Usher performs onstage with Questlove of The Roots during the Formula 1 USGP at Circuit of The Americas on October 23, 2016 in Austin, Texas.
Rick Kern/WireImage
At the 2025 U.S. Grand Prix, artists from Shaboozey to Adele to Kane Brown were all on that attendance sheet. And at one point, legions of reporters gathered for a news conference in COTA’s media center, where Domenicali, Apple senior vp of services Eddy Cue and Liberty Media CEO Derek Chang announced the newest development in their entertainment strategy: building on the success of Apple Studios’ F1: The Movie and its Billboard-charting soundtrack, the tech company will serve as the exclusive broadcast partner for F1 races for the next five years, in a deal Variety has valued at $750 million. The deal may eventually tap into the possibilities offered by Apple Music, but Parker tells me later that in its first year, the focus will mostly be on delivering the highest quality race coverage possible.
F1’s crossover with entertainment has also allowed drivers to grow their personal brands and establish themselves as multifaceted public figures beyond the sport. Racing Bulls’ Liam Lawson shares videos of himself playing guitar and recording in the studio on social media. He tells Billboard in the paddock that he’s still wrapping his head around the possibilities, but to have music “aligned with my career, my world in racing, is something very important to me.”

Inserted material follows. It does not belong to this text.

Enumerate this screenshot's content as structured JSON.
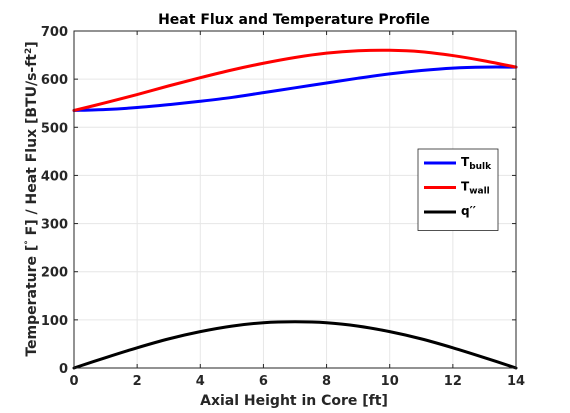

Williams Racing’s Alex Albon has seen firsthand how the sport has changed since his rookie year, particularly stateside. “I remember coming into Austin in 2019 and [COTA] already had the stage over on the other side of the track,” he says, noting that while the drivers are always too busy to catch the post-race concerts, they’re enjoyable for his fiancée (pro golfer Lily Muni He) and other family traveling with the drivers.
“I remember thinking, like, ‘Oh, what’s this about? I’ve never seen such a huge music stage situated beside the circuit,’ ” he continues. “It just feels like every year it gets bigger. The whole thing is a show.”
With Verstappen cruising past the checkered flag with an eight-second lead over Norris, securing one more win for Red Bull, another Grand Prix is in the books. For the drivers and teams, it’s already on to the next one in Mexico City, even as the audience here heads over to the amphitheater to watch the Turnpike Troubadours set — or try out the Circuit Breaker, the first of COTALand’s roller coasters to open to the public.
As for F1, it’s on to the next big advancement in music and entertainment, whatever that might be. “Ten years ago, we were a different sport,” Parker says, noting the uptick in female viewers and fans under age 35 in recent years. “We can’t, and we shouldn’t, and we won’t keep going down the same old route, doing the same old things.”
This story appears in the Feb. 7, 2026, issue of Billboard.